IL CAIRO – “Che ingiustizia! Il camerman inquadra solo una parte della pizza, quella più popolata. Il resto della piazza, vuota, non viene inquadrata!” esclama un giovane addetto stampa nell’ufficio del partito dei Fratelli musulmani, ‘Libertà e giustizia’. E visibilmente contrariato e indispettivo riguardo la manifestazione di oggi a piazza Tharir, cambia immediatamente canale.
Il partito Libertà e Giustizia – il più quotato per le ormai imminenti elezioni -, non ha infatti aderito alle manifestazioni che da giorni si tanno tenendo in ‘piazza della liberazione’. La potente e ricca confraternita, col suo partito ‘Freedom and Justice’, è data per favorita e dichiaratamente punta a conquistare metà dei seggi. Col voto delle classi medie e distribuito in modo capillare nel Paese.
Nella sede del partito, il leader, Mohammed Saad El Katatni non vuole rilasciare interviste. È nervose e scuote la testa “non abbiamo tempo domani ci sono le elezioni, prendete un appuntamento la prossima volta”. Ma poco dopo, si concede invece il dottor Mohamed El Blatgy, portavoce del partito in tutto il Cairo. Parla inglese ma preferisce rispondere alle domande in arabo. Riguardo alla loro non adesione alla manifestazione di Tharir esclama “non vogliamo essere parte e complici della crisi, dei disordini e dei tanto morti che ci sono stati questi ultimi giorni. Esistono due vie che vanno avanti parallelamente e non si contraddicono: le elezioni e la rivoluzione. Noi puntiamo alle elezioni per dare sicurezza e stabilità al Paese. I nostri giovani partecipano, sono liberi di farlo, ma non è la soluzione più saggia in questo momento di forte instabilità”
“Noi , di Libertà e giustizia, vogliamo essere parte della soluzione, non del disfacimento e della mancanza totale di sicurezza. Da giorni scorre un fiume di sangue in diverse parti della città, non saremo complici di questo massacro” E riguardo alla concreta possibilità di perdere molti voti in base a questa impopolare decisione, ribatte: “Penso che perderemo pochi voti perché chi ci vota ci conosce da tempo e non giudica, a freddo, la situazione attuale. Noi abbiamo un nostro elettorato fedele, che si riconosce nei nostri principi.”

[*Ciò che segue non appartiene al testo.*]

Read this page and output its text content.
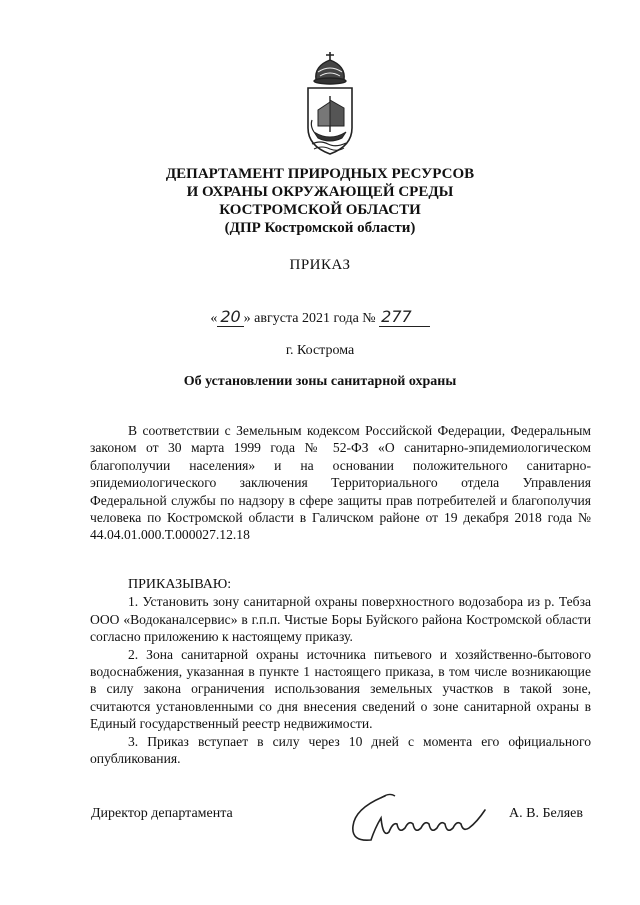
ДЕПАРТАМЕНТ ПРИРОДНЫХ РЕСУРСОВ
И ОХРАНЫ ОКРУЖАЮЩЕЙ СРЕДЫ
КОСТРОМСКОЙ ОБЛАСТИ
(ДПР Костромской области)
ПРИКАЗ
« 20 » августа 2021 года № 277
г. Кострома
Об установлении зоны санитарной охраны

В соответствии с Земельным кодексом Российской Федерации, Федеральным законом от 30 марта 1999 года № 52-ФЗ «О санитарно-эпидемиологическом благополучии населения» и на основании положительного санитарно-эпидемиологического заключения Территориального отдела Управления Федеральной службы по надзору в сфере защиты прав потребителей и благополучия человека по Костромской области в Галичском районе от 19 декабря 2018 года № 44.04.01.000.Т.000027.12.18

ПРИКАЗЫВАЮ:

1. Установить зону санитарной охраны поверхностного водозабора из р. Тебза ООО «Водоканалсервис» в г.п.п. Чистые Боры Буйского района Костромской области согласно приложению к настоящему приказу.

2. Зона санитарной охраны источника питьевого и хозяйственно-бытового водоснабжения, указанная в пункте 1 настоящего приказа, в том числе возникающие в силу закона ограничения использования земельных участков в такой зоне, считаются установленными со дня внесения сведений о зоне санитарной охраны в Единый государственный реестр недвижимости.

3. Приказ вступает в силу через 10 дней с момента его официального опубликования.

Директор департамента	А. В. Беляев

Per molti le elezioni saranno irregolari e false perché non controllate da un’autorità esterna neutrale. A garantire la regolarità saranno le stesse persone che c’erano ai tempi del regime di Mubarack: poliziotti, funzionari, ufficiali. Con una evidente volontà di mantenere inalterato il proprio status quo, ad oggi rimasto intatto nonostante la “rivoluzione” di gennaio. “Gli egiziani – continua El Blatagy – sono un popolo intelligente, non voteranno i politici dell’ex partito nazionale di Mubarak, non gli permetteranno di rimanere al potere”.
Eppure partecipano alle elezioni, magari saranno eletti. E qualcuno pensa che i Fratelli, in fondo, abbiano giù un dialogo, con gli ex uomini di Mubarak… “I nostri nemici pensano che abbiamo preso accordi sottobanco con loro, non è vero. Lo dice chi ci odia, solo per fare propaganda politica” Quanto alla proposta avanzata, dalla ‘piazza’, di El Baradei come primo ministro al posto dell’attuale 72enne Kamal al-Ganzuri replica: “non è vero che lo vogliono tutti i manifestanti. Questo è un disegno politico di un gruppo ristretto.” Poi si blocca, parla in arabo, non vuole più rispondere alle domande. Tempo scaduto, dice.
I manifestanti di Piazza Tahrir gridano a gran voce di volere uno “stato civile”. Un’espressione, uno slogan su cui, al quartier generale dei Fratelli si danno interpretazioni ambigue. Certo non è uno slogan loro. I Fratelli continuano a rigettare completamente l’idea di una società laica. E hanno esercitato forti pressioni per modificare il testo del “Documento per i principi costituzionali” elaborato dall’attuale governo e sono riusciti a rimpiazzare il termine ‘società civile’, che per loro è analogo all’idea di laicità, con quello di ‘società democratica’. In effetti però l’espressione ‘società civile’ era usata, principalmente dai cittadini in rivolta, per contrastare il concetto di ‘regime militare’.
Domani si vota, e Piazza Tahrir è ancora un simbolo informe, una promessa di cambiamento che incontra resistenze e forze superiori. A Casa dei Fratelli Musulmani, di certo, sanno che Tahrir è loro nemica, ma non ne sembrano spaventati.